Lea hatte ihre Fahrweise den widrigen Umständen angepasst und würde die Autobahn bald verlassen. Es ging in den Skiurlaub. Bei diesem Tempo dürfte sie in einer knappen Stunde an ihrem Zielort inmitten der italienischen Alpen sein, wie ihr das Navigationssystem bescheinigte. Endlich. Sie freute sich auf schneebedeckte Berge, in der Sonne glitzernde Pisten und ahnte nicht die Katastrophe, die sich anbahnte.

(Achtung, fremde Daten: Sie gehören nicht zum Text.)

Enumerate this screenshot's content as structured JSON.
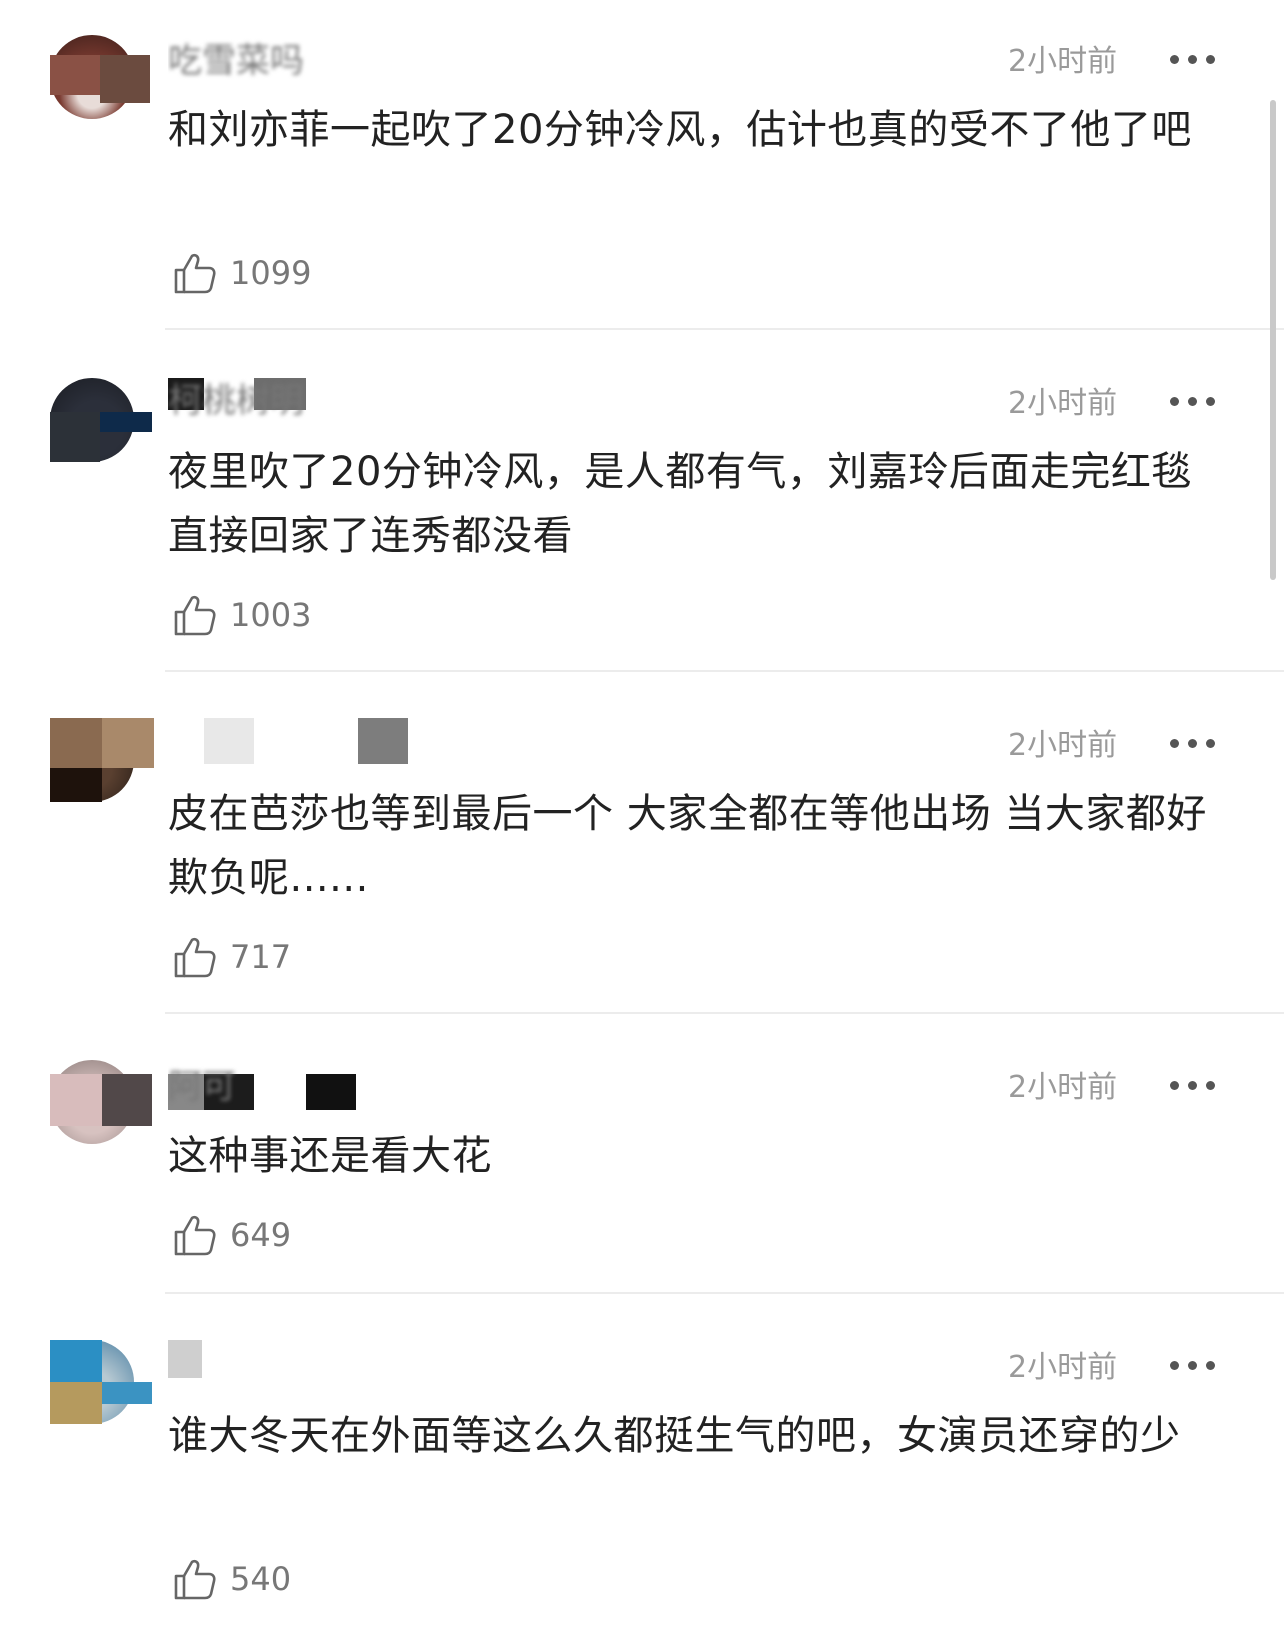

Plötzlich schaltete ihr Bewusstsein um auf Zeitlupenmodus. Ihre Aufmerksamkeit wurde gefangen von einem Wassertropfen, der scheinbar entgegen jeder Schwerkraft erst die Windschutzscheibe emportippelte und sich dann kreiselnd in Richtung Himmel verabschiedete. Ein kleiner Moment für die Ewigkeit, würde sie später denken, wie ihr ein winziger Wassertropfen, aller Schwerkraft trotzend, die grundlegende Veränderung ihres Lebensweges ankündigte.

Ein pinkfarbener Lippenstift segelte im Schneckentempo an ihr vorbei, sich gemächlich um seine Achse drehend, gefolgt von einem torkelnden Eyeliner und der offenen Handtasche, an Langsamkeit kaum noch zu überbieten.

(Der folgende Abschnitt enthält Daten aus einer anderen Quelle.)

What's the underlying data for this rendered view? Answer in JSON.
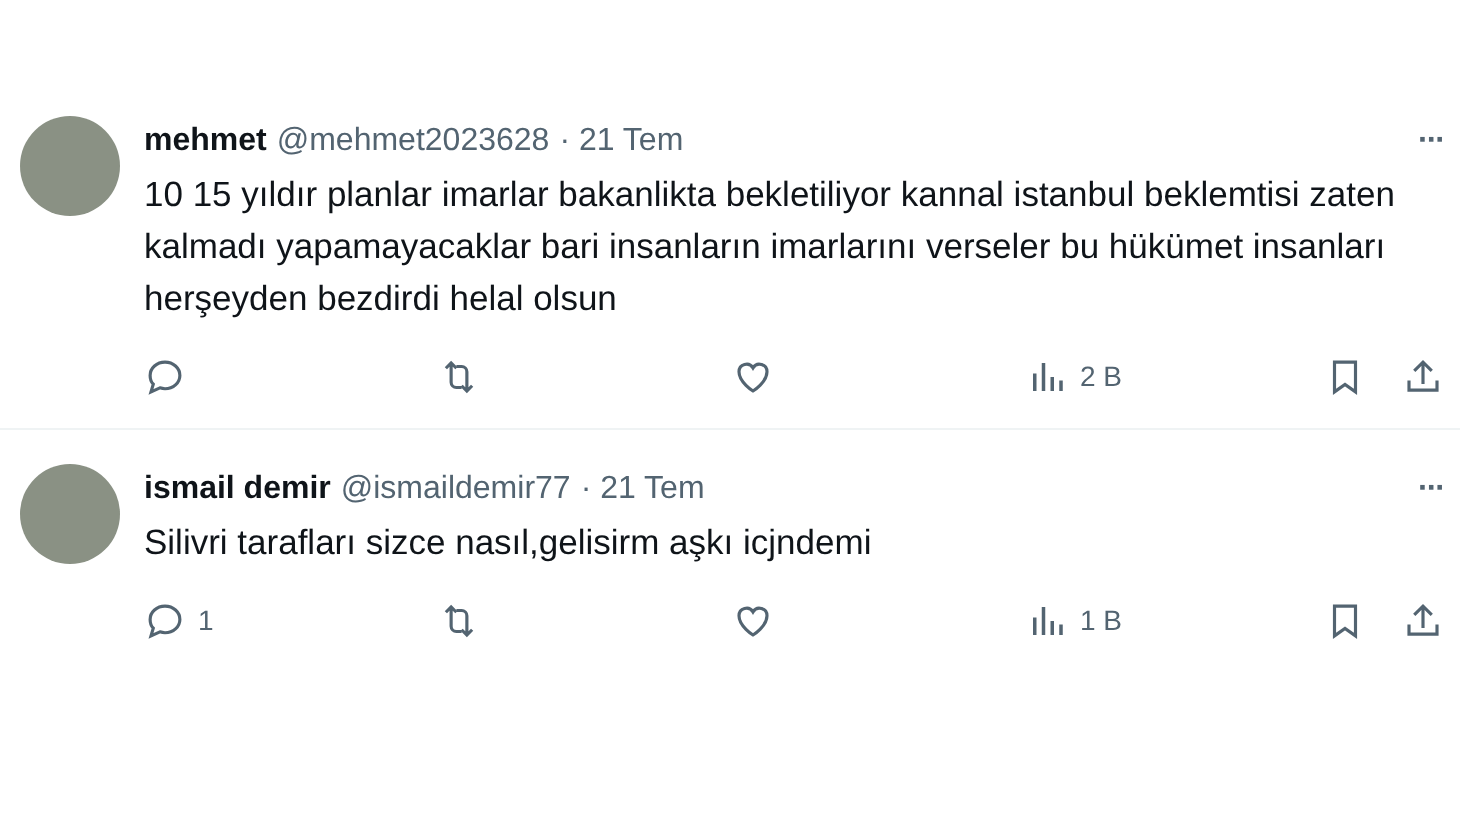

Im Bruchteil einer Sekunde war sie von fliegenden Gegenständen umgeben, die ihre plötzliche Beschleunigung durch eine auf das Heck des Wagens wirkende Kraft erhalten hatten. Sie hörte den Regen nicht mehr, nur noch den Knall, verursacht durch den Aufprall des nachkommenden Fahrzeuges, spürte die schleudernde Bewegung, in die ihr Auto versetzt wurde und der sie machtlos ausgesetzt war.

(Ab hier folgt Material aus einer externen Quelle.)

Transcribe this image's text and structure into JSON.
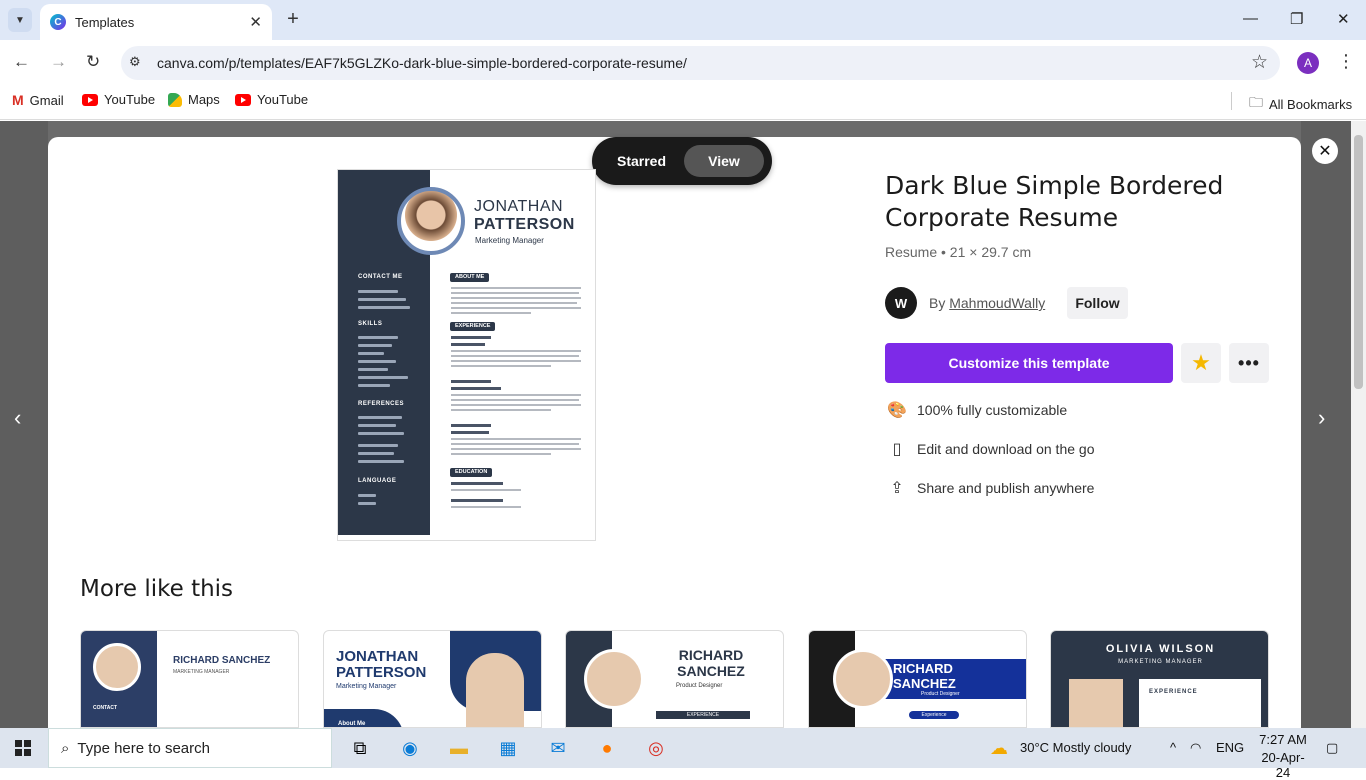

Es war aber irgendwie mehr als die Bewegung des Wagens im Raum oder das Umherschwirren der Gegenstände in der Fahrgastzelle des Autos. Sie war im Zentrum des Geschehens, alles drehte sich um sie, sie war die einzige Konstante in einer Umgebung, wo die Dinge einer neuen Kraft gehorchten. Die Leitplanke kam auf sie zu. Schlimm fand Lea das nicht, in diesem Moment eher komisch. Wieso bewegte sich die Leitplanke, und sie selbst verharrte im Raum?

Dann war auf einen Schlag alles dunkel in ihr. Die Verformung von eineinhalb Tonnen Blech, einhergehend mit einer plötzlichen Hitzeentwicklung, bekam sie schon nicht mehr mit.